The latter is much more expensive than the former, but if you need to hook up two USB-c enabled peripherals, Thunderbolt 3 and USB- c will work.
The new Thunderbolt 3 adapter is also USB- A, so you can connect any Thunderbolt 3 device to your PC, including Thunderbolt-enabled TVs, mice, and other peripherals.
But if you’re using the new Thunderbolt-equipped devices with USB-A ports, you’ll need to plug them in to the new system first.
Thunderbolt 3 is compatible with any modern computer with an Intel Core i5 or i7 processor and a Radeon graphics card.
Thunderbolt 2 is compatible only with newer Intel Core processors and older AMD cards.
Thunderbolt has a theoretical maximum bandwidth of 10Gbps.

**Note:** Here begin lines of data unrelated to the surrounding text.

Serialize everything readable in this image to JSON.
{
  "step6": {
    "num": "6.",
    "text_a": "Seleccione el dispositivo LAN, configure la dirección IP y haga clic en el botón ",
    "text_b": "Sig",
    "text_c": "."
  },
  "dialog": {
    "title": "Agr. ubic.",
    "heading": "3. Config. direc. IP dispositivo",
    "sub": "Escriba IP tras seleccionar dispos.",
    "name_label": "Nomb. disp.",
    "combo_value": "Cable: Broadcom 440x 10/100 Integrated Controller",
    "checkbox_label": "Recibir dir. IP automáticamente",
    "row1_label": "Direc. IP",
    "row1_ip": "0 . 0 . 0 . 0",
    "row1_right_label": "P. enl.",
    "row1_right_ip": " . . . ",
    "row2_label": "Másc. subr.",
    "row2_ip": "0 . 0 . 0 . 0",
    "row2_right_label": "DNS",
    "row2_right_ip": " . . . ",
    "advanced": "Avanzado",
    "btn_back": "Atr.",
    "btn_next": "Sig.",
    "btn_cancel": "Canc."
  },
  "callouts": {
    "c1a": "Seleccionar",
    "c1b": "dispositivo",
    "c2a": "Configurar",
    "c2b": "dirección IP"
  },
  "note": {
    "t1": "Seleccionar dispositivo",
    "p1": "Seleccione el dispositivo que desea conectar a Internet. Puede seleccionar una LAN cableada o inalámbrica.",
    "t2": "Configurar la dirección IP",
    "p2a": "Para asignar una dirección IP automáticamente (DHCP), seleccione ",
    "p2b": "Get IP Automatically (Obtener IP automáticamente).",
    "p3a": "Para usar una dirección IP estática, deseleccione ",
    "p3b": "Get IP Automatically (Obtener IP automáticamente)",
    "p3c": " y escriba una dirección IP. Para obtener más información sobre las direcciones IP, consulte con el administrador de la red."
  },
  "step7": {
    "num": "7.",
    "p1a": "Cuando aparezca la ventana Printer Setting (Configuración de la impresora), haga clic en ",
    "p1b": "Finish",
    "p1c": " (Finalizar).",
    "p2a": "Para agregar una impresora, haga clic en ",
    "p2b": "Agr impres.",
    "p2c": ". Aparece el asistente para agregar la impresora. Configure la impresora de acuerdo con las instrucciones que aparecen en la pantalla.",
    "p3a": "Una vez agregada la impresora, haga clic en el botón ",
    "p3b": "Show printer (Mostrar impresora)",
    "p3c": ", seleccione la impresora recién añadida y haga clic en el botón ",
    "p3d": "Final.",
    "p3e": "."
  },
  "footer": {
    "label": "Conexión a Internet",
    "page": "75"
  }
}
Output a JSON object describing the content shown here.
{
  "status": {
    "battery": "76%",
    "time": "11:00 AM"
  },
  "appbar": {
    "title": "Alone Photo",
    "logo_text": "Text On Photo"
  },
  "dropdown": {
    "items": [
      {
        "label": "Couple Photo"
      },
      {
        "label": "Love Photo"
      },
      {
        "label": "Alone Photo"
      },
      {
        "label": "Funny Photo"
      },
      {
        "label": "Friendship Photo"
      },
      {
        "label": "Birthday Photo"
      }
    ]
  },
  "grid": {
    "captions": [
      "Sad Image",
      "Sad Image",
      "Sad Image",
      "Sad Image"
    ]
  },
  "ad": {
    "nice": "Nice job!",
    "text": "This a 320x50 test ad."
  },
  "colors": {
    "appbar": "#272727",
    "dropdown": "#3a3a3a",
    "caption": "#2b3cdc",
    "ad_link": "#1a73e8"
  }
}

Thunderbolt is currently not supported by Windows 8, but Microsoft is planning to add support for Thunderbolt 3 to the operating system soon.
Thunderbolt isn’t limited to USB-a peripherals either.
You can use any Thunderbolt 2 device that uses a USB 3.0 Type-A connector, which means that you can attach any USB 3-compatible peripheral to the Thunderbolt 2 ports of a USB-B adapter.
If you need more power, you can buy an external USB 3 hub, which you can then use to power a USB 2.0 device with a Thunderbolt 2 port.
The next major Windows update is scheduled for April 11.
Windows 8 is expected to support HDMI 3.1a, HDMI 2.4a, and Thunderbolt 3.
Microsoft has said that the new OS will support up to 4K video playback at 60Hz, and it will support DisplayPort 1.2a, which is the newest video format supported by the new hardware.
It’s not clear yet when Windows 8 or Windows 8 Professional will support the newest Thunderbolt 3 technology, but it will likely be in April.